Ayu ikut melihatnya bersamaku, saat layar di ponsel Tiara menunjukkan aku yang tengah terlelap dengan bertelanjang dada sedang dipeluk Tiara, bisa kulihat mata Ayu mulai berembun. Lantas dia memalingkan wajah, namun tetap tak ada satu kata pun yang terucap.

“Mbak kamu masih mau percaya sama suamimu hah? Di mana harga dirimu Mbak? Kau bela mati-matian laki-

laki yang sudah tidur dengan wanita lain?” ucap Tiara berapi-api.

“Aku lebih percaya suamiku,” ucap ayu.

Seketika duniaku berasa berhenti.

“Gila kau Mbak, apa aku harus melakukannya di depanmu baru kamu percaya?”

“Atas nama Tuhan suamiku bersumpah tidak pernah tidur denganmu!” Ayu setengah berteriak di hadapan Tiara ku lihat bibirnya bergetar.

“Mbak percaya hanya karena dia bersumpah atas nama Tuhan hahaha. Dia membohongimu Mbak.” Tiara tertawa.

“Itu urusannya dengan Tuhan, bukan urusanku.” Ayu memalingkan wajahnya tak lagi menatap Tiara.

“Kenapa kau mulai percaya bukan ? Suami yang kau banggakan mengkhianatimu Mbak?” sindir Tiara.

Ayu hanya terdiam, kulihat dia menggigit bibir bawahnya, berusaha menahan tangisnya agar tidak tumpah di depan Tiara.

“Kenapa diam aja, Mbak? Enggak bisa ngomong lagi kan? Mbak pikir mbak siapa? Memang Mbak diem kayak gini bisa ngerubah fakta kalau ayah dari bayi ini suami Mbak sendiri?”

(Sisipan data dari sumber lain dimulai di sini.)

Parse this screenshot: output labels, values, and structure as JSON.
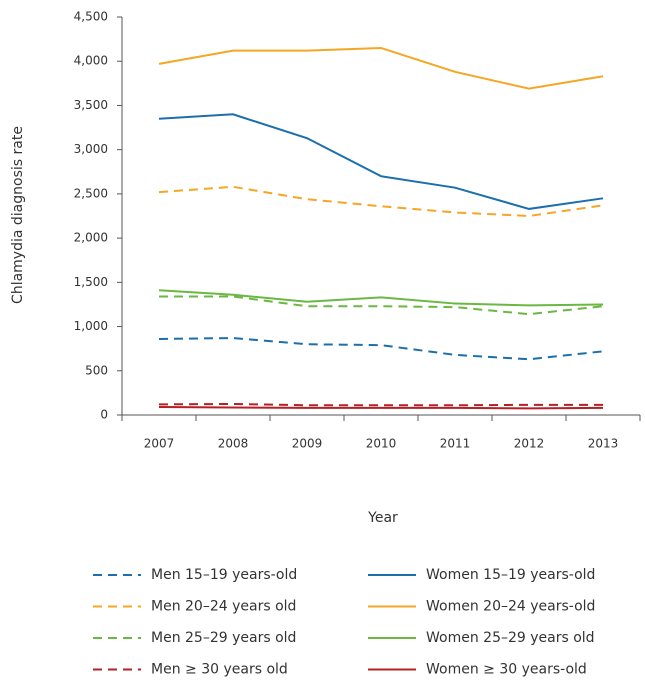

“Cukup Tiara, pergi dari sini atau aku panggil satpam.” Aku membentaknya sangat keras, tak peduli lagi jika dia seorang perempuan.

Tiara tersentak, dia pasti tidak  menyangka aku akan memarahinya di depan orang banyak, dia terlihat kesal sekali tapi dia tak lagi berkata apa pun dia memilih pergi. Ayu masih berdiri di samping, lengan kanannya tampak meremas ujung gamis yang ia kenakan. Badannya bergetar, entah kenapa dia tetap bungkam.

“Aku tahu kamu marah Dek.” Kutatap Ayu yang sedari tadi diam tanpa suara

“Luapin Dek, luapkan aja jangan ditahan kayak dulu lagi.”

Ayu hanya menunduk.

“Hei liat Abang sayang.” Kupegang kedua bahu ayu ku buat ayu melihatku.

“Terima kasih, terima kasih sayang, Adek masih percaya sama Abang, kita selesaikan ini di rumah ya, kita pulang ok.”

Aku tidak tahan lagi kupeluk dia tak peduli kami berada di keramaian. Ayu hanya mengangguk, aku menuntunnya ke mobil, lalu kuhubungi anak-anakku agar menyusulku ke parkiran. Ayu masih bersamaku dia tengah duduk di sisiku, kami berada dalam satu mobil menuju arah pulang, tapi ketakutanku akan kehilangan dia lagi begitu besar. Terbayang akan hari-hariku yang panjang tanpa senyum dan tawa darinya. Apakah untuk kembali ke jalan yang benar harus sesulit ini. Sungguh aku tidak ingin hari itu akan terulang untuk kedua kalinya.

Meskipun Ayu sudah tampak jauh lebih tenang dia masih enggan bicara. Perjalanan yang kami tempuh mendadak terasa sangat lama, lagi-lagi Ayu hanya diam membisu. Matanya menerawang menatap ke luar jendela. Jarak kami hanya sejengkal tapi seolah ribuan kilometer. Larut dalam pemikiran masing-masing Sesekali terdengar anak-anak yang tertawa menceritakan keasyikan mereka di Time Zone, sedang Reno sibuk melihat setiap inci laptop barunya. Melihat anak-anak begitu bahagia andai saja uang bisa membeli kebahagiaanmu Dek, aku ingin membelinya meskipun harus bekerja keras untuk mendapatkan uang yang lebih banyak lagi. Kita memang tidak bisa hidup tanpa uang, tapi tidak semua hal bisa dibeli dengan uang.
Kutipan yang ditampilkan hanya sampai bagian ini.